Not so inspiring

Well, not so inspiring was my first feeling today about two things I heard. I visited a business partner of mine today and he told me his father was in bad shape after a stroke. And being Filipino he is spending all his time right now with his father as it seems he is the only one his father recognizes and accepts. And no real hope for recovery, as the family has no money for needed transplants and mentally his father is also not OK, which is probably permanent.

Today I also connected with a childhood friend and one of the first things she told me she had become a widow this year. Through illness of her husband. So you can imagine I just put ‘not so inspiring’ as the name of this post.

Also I didn’t get any response to my latest e-mail to my team. I was suggesting a date for my sample goal and just wanted them to be involved, get their approval. So my team is not yet working as it should and I’m not sure what to do next.

And business wise I still don’t know what to do. It seems I can’t create a team there also. And I’m not sure what to do with some customer requests. So again, I don’t really feel inspired or feel like inspiring you, putting some positive thinking.

And today I didn’t really feel like doing anything. I kept thinking that whatever I did in the past or not did, the result was the same: something not working.

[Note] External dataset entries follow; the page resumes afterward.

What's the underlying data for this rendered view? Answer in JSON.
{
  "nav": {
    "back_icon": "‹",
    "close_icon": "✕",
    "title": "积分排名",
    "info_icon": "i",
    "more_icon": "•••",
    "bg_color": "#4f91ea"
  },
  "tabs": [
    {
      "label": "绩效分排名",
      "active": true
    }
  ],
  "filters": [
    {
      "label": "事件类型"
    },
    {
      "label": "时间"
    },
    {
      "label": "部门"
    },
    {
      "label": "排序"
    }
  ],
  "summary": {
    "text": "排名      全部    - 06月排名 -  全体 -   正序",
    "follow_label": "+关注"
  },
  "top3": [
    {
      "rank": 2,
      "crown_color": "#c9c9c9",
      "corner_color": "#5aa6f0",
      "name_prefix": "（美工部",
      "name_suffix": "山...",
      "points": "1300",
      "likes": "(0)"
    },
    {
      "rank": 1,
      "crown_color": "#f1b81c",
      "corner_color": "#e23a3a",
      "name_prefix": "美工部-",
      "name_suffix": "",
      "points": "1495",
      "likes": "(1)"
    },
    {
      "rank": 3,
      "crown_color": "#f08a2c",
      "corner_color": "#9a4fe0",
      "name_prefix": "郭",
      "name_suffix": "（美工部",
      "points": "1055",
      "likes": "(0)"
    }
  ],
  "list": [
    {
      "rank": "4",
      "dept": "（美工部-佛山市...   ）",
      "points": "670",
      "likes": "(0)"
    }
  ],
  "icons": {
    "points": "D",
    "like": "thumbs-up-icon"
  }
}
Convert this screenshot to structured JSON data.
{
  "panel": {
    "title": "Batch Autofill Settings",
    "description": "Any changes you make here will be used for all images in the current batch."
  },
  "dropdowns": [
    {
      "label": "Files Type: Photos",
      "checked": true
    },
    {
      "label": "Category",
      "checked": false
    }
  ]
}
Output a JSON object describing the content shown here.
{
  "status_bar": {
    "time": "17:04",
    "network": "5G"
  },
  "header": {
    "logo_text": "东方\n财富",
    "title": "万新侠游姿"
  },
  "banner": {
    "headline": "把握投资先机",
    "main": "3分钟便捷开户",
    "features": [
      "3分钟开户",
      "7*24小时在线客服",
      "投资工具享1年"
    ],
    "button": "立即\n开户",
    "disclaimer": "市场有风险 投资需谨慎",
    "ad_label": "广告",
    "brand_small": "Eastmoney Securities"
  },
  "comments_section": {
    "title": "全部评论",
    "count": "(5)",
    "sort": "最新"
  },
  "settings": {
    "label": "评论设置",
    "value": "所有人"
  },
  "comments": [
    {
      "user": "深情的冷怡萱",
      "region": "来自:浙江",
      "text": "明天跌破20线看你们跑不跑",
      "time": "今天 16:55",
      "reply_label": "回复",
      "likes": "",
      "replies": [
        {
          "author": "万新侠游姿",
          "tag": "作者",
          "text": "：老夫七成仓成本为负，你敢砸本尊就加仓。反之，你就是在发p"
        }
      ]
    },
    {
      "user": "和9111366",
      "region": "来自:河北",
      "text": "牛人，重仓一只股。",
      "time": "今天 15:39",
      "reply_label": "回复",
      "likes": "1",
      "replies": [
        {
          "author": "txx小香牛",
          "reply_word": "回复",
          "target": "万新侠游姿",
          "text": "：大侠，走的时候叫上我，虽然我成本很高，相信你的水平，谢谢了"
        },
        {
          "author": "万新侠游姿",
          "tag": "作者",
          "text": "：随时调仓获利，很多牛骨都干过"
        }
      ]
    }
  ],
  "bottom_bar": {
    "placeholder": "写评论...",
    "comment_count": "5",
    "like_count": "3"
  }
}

And it’s weird, because somehow I have a lot more self confidence. Somehow I feel like I planted many seeds. Somehow I now know more what to do, how to achieve success, or better, live a useful life.

And somehow I am very successful recently. One of my team members even said to me a while ago that I am very successful, like building this site. And somehow I do have discipline, which I thought I didn’t have. I have been making the bed every day for months now. And I have sent my daily quote for months now, every day! And I have posted two blog items every day for the last few months. So I did achieve success, I did show some discipline.

And it even seems that I am very close to achieving my definite purpose as I wrote down in my personal desire document.

And going back to what I started with, some people in situations related to sickness and death, compared to them I am so much better off as with sickness and death everything stops, while I still have all the time and opportunities to do better, to achieve what I want to achieve.

So comparing, my situation is not that bad. There is life and life means hope. Isn’t that inspiring, life and hope?